When, during the French Revolution, Beaumarchais, finding himself an exile, reduced to a beggarly garret in an obscure quarter of Hamburg while his wife, his daughter, and his sisters were languishing in a French prison, his property confiscated, and his credit ruined, addressed a final desperate appeal to the American people, begging for justice,
not a voice was raised in his favor. Since Robert Morris, the Philadelphia financier, was allowed to remain for years in a debtor’s prison, it is not surprising that little interest was roused by the claims of a foreigner, in whose existence even, people refused seriously to believe.

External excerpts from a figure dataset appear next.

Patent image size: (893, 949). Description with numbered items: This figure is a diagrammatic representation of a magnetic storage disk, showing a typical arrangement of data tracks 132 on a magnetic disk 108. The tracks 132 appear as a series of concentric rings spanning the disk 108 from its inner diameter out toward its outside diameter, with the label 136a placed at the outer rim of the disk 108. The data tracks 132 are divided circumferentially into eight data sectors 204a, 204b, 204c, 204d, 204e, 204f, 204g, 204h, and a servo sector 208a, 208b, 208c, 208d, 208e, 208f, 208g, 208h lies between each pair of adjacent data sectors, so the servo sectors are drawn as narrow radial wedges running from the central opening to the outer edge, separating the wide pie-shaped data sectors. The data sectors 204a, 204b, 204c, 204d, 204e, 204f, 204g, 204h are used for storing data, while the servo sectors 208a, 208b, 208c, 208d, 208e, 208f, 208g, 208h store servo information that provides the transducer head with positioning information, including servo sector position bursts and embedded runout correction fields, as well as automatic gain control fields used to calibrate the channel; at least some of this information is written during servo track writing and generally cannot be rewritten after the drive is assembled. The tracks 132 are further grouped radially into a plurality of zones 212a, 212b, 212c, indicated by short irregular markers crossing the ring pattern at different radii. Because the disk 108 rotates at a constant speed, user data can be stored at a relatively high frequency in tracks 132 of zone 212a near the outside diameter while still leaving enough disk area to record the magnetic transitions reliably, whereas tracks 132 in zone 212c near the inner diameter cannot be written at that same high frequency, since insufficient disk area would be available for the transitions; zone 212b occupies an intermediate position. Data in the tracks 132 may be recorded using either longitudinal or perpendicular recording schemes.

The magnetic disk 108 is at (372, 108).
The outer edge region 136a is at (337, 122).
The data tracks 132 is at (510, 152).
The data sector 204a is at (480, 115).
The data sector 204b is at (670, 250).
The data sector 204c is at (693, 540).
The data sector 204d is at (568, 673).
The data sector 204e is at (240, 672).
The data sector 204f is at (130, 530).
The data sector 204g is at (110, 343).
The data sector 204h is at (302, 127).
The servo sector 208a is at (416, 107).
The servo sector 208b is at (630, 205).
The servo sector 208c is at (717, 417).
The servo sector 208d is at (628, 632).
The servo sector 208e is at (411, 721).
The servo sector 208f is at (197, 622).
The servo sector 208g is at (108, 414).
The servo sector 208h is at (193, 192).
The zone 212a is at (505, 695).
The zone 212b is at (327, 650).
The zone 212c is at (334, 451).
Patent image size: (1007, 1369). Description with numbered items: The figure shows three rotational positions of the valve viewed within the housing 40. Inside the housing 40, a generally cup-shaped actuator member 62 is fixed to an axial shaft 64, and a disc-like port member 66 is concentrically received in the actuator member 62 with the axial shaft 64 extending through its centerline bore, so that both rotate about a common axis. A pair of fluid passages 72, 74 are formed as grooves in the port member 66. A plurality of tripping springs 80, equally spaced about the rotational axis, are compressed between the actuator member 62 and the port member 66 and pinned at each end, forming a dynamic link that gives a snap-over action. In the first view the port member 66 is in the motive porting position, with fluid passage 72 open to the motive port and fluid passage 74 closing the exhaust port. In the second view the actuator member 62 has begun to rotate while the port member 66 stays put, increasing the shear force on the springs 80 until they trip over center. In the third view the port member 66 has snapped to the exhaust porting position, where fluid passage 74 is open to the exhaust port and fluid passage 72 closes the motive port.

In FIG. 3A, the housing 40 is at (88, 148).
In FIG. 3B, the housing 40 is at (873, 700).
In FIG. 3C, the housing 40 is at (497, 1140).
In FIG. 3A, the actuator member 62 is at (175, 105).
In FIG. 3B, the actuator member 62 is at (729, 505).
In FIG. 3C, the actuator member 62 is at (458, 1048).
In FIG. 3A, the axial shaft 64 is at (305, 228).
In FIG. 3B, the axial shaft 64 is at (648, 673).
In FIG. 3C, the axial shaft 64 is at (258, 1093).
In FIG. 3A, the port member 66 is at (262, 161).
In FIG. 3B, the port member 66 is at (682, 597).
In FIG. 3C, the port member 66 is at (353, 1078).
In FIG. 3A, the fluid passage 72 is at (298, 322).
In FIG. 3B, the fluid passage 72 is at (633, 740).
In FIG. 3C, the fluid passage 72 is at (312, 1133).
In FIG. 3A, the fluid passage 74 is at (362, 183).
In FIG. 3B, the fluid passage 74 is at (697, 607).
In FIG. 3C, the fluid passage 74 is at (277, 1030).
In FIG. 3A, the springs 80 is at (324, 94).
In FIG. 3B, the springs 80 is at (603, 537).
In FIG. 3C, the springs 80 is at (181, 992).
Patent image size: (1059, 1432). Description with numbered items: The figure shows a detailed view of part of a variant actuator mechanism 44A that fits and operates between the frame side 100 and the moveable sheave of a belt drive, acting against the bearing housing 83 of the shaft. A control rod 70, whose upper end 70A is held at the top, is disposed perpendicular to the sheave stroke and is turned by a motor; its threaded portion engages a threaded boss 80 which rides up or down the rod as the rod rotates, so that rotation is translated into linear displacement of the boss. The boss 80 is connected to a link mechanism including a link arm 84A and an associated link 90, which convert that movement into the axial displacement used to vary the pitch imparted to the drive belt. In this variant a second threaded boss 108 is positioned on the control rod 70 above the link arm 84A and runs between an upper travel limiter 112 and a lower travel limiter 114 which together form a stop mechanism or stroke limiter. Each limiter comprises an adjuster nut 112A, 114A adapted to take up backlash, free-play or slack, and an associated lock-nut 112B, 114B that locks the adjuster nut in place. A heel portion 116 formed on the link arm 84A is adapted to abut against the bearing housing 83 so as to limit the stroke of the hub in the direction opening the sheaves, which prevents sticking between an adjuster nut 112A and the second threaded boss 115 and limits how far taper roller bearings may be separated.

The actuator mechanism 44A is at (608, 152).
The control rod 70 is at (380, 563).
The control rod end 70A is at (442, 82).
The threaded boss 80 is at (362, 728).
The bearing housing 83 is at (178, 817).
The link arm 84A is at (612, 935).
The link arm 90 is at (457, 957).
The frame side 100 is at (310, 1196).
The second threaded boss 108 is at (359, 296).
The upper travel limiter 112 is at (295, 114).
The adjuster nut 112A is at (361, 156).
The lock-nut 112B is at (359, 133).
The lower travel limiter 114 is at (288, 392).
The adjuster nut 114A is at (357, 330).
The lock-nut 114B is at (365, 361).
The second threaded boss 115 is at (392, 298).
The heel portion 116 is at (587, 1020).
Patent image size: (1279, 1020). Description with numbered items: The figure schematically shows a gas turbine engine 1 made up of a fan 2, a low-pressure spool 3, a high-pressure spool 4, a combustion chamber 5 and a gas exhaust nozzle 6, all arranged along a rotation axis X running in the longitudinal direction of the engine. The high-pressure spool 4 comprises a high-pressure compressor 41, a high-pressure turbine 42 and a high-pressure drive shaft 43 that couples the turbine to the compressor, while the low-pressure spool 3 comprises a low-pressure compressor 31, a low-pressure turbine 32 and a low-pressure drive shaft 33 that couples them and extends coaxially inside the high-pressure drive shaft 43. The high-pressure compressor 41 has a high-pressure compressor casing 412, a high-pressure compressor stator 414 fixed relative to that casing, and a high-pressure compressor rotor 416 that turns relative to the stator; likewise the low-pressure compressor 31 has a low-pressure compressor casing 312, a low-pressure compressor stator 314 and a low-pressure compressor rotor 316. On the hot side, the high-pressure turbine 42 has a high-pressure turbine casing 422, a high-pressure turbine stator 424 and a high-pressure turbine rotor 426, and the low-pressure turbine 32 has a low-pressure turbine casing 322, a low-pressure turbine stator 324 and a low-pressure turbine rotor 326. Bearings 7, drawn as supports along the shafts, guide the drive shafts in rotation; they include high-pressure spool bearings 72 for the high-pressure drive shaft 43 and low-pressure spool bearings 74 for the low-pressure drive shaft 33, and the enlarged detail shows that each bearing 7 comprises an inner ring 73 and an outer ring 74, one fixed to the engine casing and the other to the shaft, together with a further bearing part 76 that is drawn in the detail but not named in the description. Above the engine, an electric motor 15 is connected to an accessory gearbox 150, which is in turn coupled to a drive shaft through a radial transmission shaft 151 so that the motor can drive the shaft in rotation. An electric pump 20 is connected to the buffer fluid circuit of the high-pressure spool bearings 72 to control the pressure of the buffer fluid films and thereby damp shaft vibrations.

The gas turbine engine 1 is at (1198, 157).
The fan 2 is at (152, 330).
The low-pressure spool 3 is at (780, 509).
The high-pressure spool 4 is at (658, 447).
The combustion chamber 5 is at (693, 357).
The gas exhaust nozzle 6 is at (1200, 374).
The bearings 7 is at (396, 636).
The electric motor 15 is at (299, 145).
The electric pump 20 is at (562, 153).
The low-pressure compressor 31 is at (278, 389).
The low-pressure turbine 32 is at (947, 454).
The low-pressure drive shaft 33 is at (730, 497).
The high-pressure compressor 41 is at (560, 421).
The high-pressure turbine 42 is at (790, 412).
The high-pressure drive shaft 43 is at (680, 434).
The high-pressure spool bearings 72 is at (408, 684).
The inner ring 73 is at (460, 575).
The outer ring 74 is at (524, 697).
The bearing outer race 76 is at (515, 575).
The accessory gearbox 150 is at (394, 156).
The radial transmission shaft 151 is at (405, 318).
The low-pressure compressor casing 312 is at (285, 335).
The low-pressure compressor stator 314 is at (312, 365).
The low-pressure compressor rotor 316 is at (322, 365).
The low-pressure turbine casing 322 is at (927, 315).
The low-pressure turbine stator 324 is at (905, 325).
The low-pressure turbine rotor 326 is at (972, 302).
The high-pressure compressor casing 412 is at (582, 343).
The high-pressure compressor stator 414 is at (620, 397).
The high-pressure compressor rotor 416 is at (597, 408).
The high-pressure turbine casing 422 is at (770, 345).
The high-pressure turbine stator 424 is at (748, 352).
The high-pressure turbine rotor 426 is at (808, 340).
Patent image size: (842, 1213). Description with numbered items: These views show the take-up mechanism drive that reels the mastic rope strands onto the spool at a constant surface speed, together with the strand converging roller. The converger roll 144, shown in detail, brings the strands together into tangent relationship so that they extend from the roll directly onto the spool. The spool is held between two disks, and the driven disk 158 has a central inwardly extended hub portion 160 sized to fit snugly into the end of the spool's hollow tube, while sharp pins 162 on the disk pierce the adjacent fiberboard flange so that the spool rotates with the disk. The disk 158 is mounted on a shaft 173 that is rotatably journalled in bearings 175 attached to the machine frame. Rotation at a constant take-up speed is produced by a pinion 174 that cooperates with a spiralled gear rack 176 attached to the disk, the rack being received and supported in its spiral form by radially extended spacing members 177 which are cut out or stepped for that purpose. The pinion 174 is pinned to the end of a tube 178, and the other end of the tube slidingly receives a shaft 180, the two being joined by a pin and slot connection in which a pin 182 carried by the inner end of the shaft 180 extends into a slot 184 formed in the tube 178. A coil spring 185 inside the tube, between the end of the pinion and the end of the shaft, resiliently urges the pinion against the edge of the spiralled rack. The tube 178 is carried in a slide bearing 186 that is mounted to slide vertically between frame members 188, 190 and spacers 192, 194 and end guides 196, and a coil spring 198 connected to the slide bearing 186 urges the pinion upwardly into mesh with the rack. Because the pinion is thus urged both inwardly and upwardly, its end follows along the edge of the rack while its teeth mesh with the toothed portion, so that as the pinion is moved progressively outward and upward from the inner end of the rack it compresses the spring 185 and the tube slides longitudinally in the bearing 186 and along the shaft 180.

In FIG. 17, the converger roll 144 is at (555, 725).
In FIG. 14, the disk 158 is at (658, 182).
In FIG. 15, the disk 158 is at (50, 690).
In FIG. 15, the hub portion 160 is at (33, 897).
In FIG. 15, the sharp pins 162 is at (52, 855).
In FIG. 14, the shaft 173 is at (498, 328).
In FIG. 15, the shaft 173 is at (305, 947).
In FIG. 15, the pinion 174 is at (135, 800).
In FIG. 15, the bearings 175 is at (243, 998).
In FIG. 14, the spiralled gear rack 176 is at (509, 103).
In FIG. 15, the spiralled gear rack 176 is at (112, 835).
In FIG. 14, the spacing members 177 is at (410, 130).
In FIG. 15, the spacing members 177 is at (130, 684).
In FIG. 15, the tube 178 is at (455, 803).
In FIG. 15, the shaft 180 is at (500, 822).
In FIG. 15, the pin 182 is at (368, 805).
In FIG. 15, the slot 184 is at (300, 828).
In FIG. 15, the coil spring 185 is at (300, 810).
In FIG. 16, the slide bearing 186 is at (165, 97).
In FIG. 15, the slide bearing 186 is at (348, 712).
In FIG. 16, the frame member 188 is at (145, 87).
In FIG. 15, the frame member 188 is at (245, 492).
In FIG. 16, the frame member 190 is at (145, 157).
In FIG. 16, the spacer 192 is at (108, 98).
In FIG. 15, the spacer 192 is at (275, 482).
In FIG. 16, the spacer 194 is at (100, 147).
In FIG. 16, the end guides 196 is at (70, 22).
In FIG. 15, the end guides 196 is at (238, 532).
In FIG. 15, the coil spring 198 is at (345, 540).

Tardy and very partial justice was at last rendered the heirs of Beaumarchais by the United States Government, when in 1835 their claims were settled by the payment of a portion of the debt owed to him; but as a personality he still remains unknown to us. The study which follows aims at portraying this unusual character in its true colors; it does not attempt to make of him an ideal hero, faultless and blameless; but it endeavors to show him as he was, full of violent contrasts, of limitless resource and energy, raising constantly about him a whirlwind of opposition, loved by his family and friends, hated by those whom he outstripped in the rapidity of his advancement, plunging from one gigantic enterprise into another, never at rest; ready at all times to come to the aid of distress which presented itself in any form, entering with sympathetic interest into the minutest details, always with time for everything, but above all, with persistent determination demanding justice, and in the pursuit of this aim, rousing the antagonism of all classes; attacking fearlessly time-honored institutions,—literary, social and judicial,—so that he becomes one of the most powerful undermining forces which finally brought about the total collapse of the old regime.
In his adventurous career, the part which he played in the War of American Independence forms but an incident. Though the primary object of this book is to show what that part really was, yet it is necessary to study his life and character in order to understand why Beaumarchais was interested in our cause, and how it came about that he was able to render us such signal service.